Una guerra, e questo è il paradosso più drammatico, che Putin ha già perso, anche se sul campo la sta vincendo grazie a una potenza di fuoco non paragonabile a quella degli avversari. Nonostante la strenua resistenza dell’esercito e del popolo ucraino, che hanno mandato a monte il progetto di una guerra lampo, il Cremlino sta intensificando l’offensiva, puntando anche all’Ucraina dell’ovest, a poca distanza dal confine polacco.

Ma alla fine, anche se la Russia dovesse conquistare ogni città ucraina e dovesse riuscire a istaurare un regime fantoccio uccidendo o costringendo alla fuga il premier Zelensky, sarebbe costretta a piantare la sua bandiera su un cumulo di macerie. Formate non soltanto da palazzi e ponti distrutti, fabbriche in fiamme e veicoli accartocciati, ma anche dallo sgretolamento del suo ruolo sulla scena internazionale. Chi si fiderà più di un paese invasore, capace nel 2022 di scatenare una guerra in Europa? Chi investirà più i propri soldi in un paese che ora è pronto a nazionalizzare le grandi imprese straniere (in altre parole, impossessarsi di beni e strutture che non gli appartengono). Chi stringerà quella mano senza temere che prima o poi non gli venga stritolata?

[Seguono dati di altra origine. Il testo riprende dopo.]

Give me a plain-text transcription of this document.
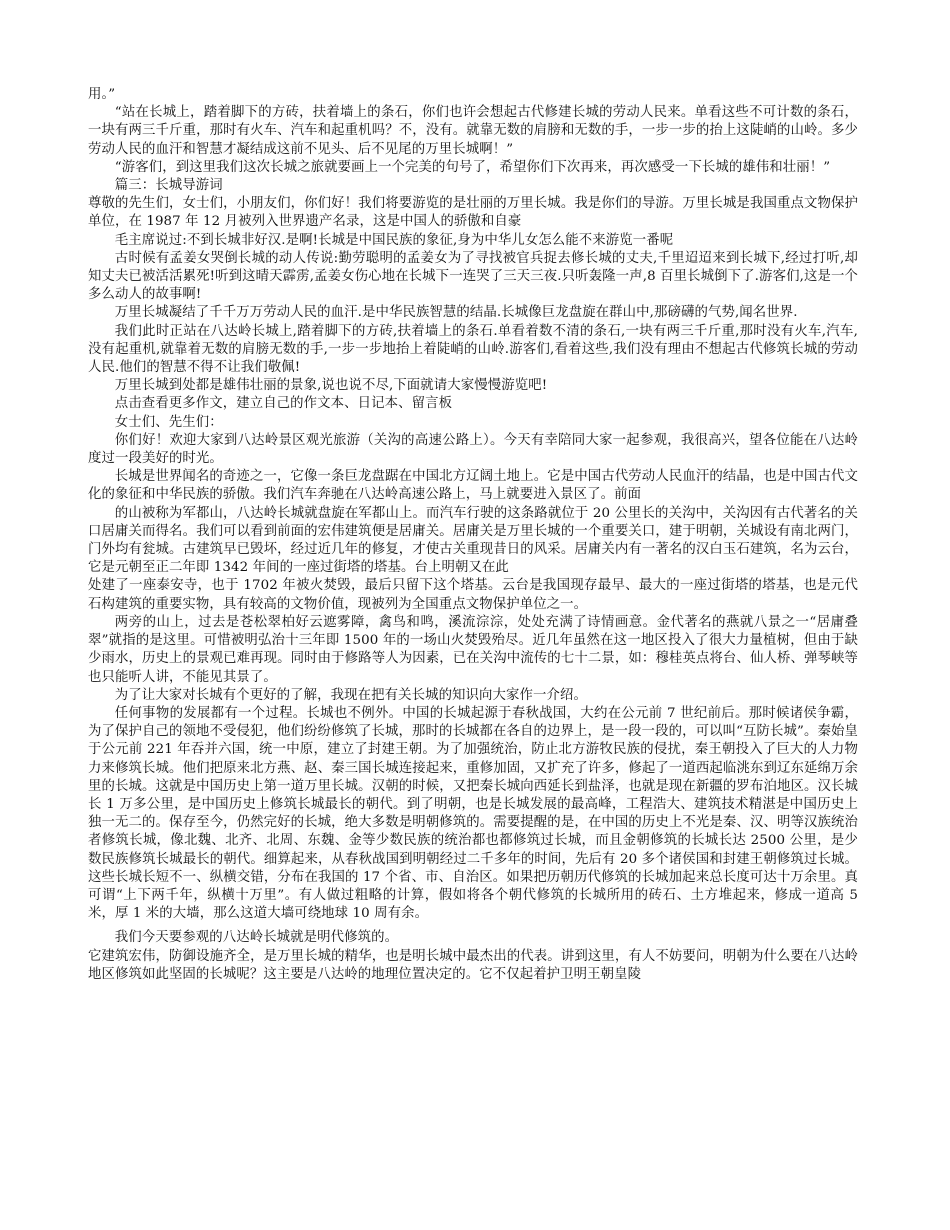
用。”

“站在长城上，踏着脚下的方砖，扶着墙上的条石，你们也许会想起古代修建长城的劳动人民来。单看这些不可计数的条石，一块有两三千斤重，那时有火车、汽车和起重机吗？不，没有。就靠无数的肩膀和无数的手，一步一步的抬上这陡峭的山岭。多少劳动人民的血汗和智慧才凝结成这前不见头、后不见尾的万里长城啊！”

“游客们，到这里我们这次长城之旅就要画上一个完美的句号了，希望你们下次再来，再次感受一下长城的雄伟和壮丽！”

篇三：长城导游词

尊敬的先生们，女士们，小朋友们，你们好！我们将要游览的是壮丽的万里长城。我是你们的导游。万里长城是我国重点文物保护单位，在 1987 年 12 月被列入世界遗产名录，这是中国人的骄傲和自豪

毛主席说过:不到长城非好汉.是啊!长城是中国民族的象征,身为中华儿女怎么能不来游览一番呢

古时候有孟姜女哭倒长城的动人传说:勤劳聪明的孟姜女为了寻找被官兵捉去修长城的丈夫,千里迢迢来到长城下,经过打听,却知丈夫已被活活累死!听到这晴天霹雳,孟姜女伤心地在长城下一连哭了三天三夜.只听轰隆一声,8 百里长城倒下了.游客们,这是一个多么动人的故事啊!

万里长城凝结了千千万万劳动人民的血汗.是中华民族智慧的结晶.长城像巨龙盘旋在群山中,那磅礴的气势,闻名世界.

我们此时正站在八达岭长城上,踏着脚下的方砖,扶着墙上的条石.单看着数不清的条石,一块有两三千斤重,那时没有火车,汽车,没有起重机,就靠着无数的肩膀无数的手,一步一步地抬上着陡峭的山岭.游客们,看着这些,我们没有理由不想起古代修筑长城的劳动人民.他们的智慧不得不让我们敬佩!

万里长城到处都是雄伟壮丽的景象,说也说不尽,下面就请大家慢慢游览吧!

点击查看更多作文，建立自己的作文本、日记本、留言板

女士们、先生们：

你们好！欢迎大家到八达岭景区观光旅游（关沟的高速公路上）。今天有幸陪同大家一起参观，我很高兴，望各位能在八达岭度过一段美好的时光。

长城是世界闻名的奇迹之一，它像一条巨龙盘踞在中国北方辽阔土地上。它是中国古代劳动人民血汗的结晶，也是中国古代文化的象征和中华民族的骄傲。我们汽车奔驰在八达岭高速公路上，马上就要进入景区了。前面

的山被称为军都山，八达岭长城就盘旋在军都山上。而汽车行驶的这条路就位于 20 公里长的关沟中，关沟因有古代著名的关口居庸关而得名。我们可以看到前面的宏伟建筑便是居庸关。居庸关是万里长城的一个重要关口，建于明朝，关城设有南北两门，门外均有瓮城。古建筑早已毁坏，经过近几年的修复，才使古关重现昔日的风采。居庸关内有一著名的汉白玉石建筑，名为云台，它是元朝至正二年即 1342 年间的一座过街塔的塔基。台上明朝又在此

处建了一座泰安寺，也于 1702 年被火焚毁，最后只留下这个塔基。云台是我国现存最早、最大的一座过街塔的塔基，也是元代石构建筑的重要实物，具有较高的文物价值，现被列为全国重点文物保护单位之一。

两旁的山上，过去是苍松翠柏好云遮雾障，禽鸟和鸣，溪流淙淙，处处充满了诗情画意。金代著名的燕就八景之一“居庸叠翠”就指的是这里。可惜被明弘治十三年即 1500 年的一场山火焚毁殆尽。近几年虽然在这一地区投入了很大力量植树，但由于缺少雨水，历史上的景观已难再现。同时由于修路等人为因素，已在关沟中流传的七十二景，如：穆桂英点将台、仙人桥、弹琴峡等也只能听人讲，不能见其景了。

为了让大家对长城有个更好的了解，我现在把有关长城的知识向大家作一介绍。

任何事物的发展都有一个过程。长城也不例外。中国的长城起源于春秋战国，大约在公元前 7 世纪前后。那时候诸侯争霸，为了保护自己的领地不受侵犯，他们纷纷修筑了长城，那时的长城都在各自的边界上，是一段一段的，可以叫“互防长城”。秦始皇于公元前 221 年吞并六国，统一中原，建立了封建王朝。为了加强统治，防止北方游牧民族的侵扰，秦王朝投入了巨大的人力物力来修筑长城。他们把原来北方燕、赵、秦三国长城连接起来，重修加固，又扩充了许多，修起了一道西起临洮东到辽东延绵万余里的长城。这就是中国历史上第一道万里长城。汉朝的时候，又把秦长城向西延长到盐泽，也就是现在新疆的罗布泊地区。汉长城长 1 万多公里，是中国历史上修筑长城最长的朝代。到了明朝，也是长城发展的最高峰，工程浩大、建筑技术精湛是中国历史上独一无二的。保存至今，仍然完好的长城，绝大多数是明朝修筑的。需要提醒的是，在中国的历史上不光是秦、汉、明等汉族统治者修筑长城，像北魏、北齐、北周、东魏、金等少数民族的统治都也都修筑过长城，而且金朝修筑的长城长达 2500 公里，是少数民族修筑长城最长的朝代。细算起来，从春秋战国到明朝经过二千多年的时间，先后有 20 多个诸侯国和封建王朝修筑过长城。这些长城长短不一、纵横交错，分布在我国的 17 个省、市、自治区。如果把历朝历代修筑的长城加起来总长度可达十万余里。真可谓“上下两千年，纵横十万里”。有人做过粗略的计算，假如将各个朝代修筑的长城所用的砖石、土方堆起来，修成一道高 5 米，厚 1 米的大墙，那么这道大墙可绕地球 10 周有余。

我们今天要参观的八达岭长城就是明代修筑的。

它建筑宏伟，防御设施齐全，是万里长城的精华，也是明长城中最杰出的代表。讲到这里，有人不妨要问，明朝为什么要在八达岭地区修筑如此坚固的长城呢？这主要是八达岭的地理位置决定的。它不仅起着护卫明王朝皇陵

L’isolamento che sta scontando la Russia da quando ha fatto ripiombare il mondo nei drammi e nelle paure del ‘900, non è soltanto effetto delle durissime sanzioni economiche, ma è soprattutto una netta presa di distanza politica e civile che avrà conseguenze, forse irreversibili, anche quando i cannoni avranno smesso di sputare morte. Ecco perché la Russia ha già perso anche se sta vincendo.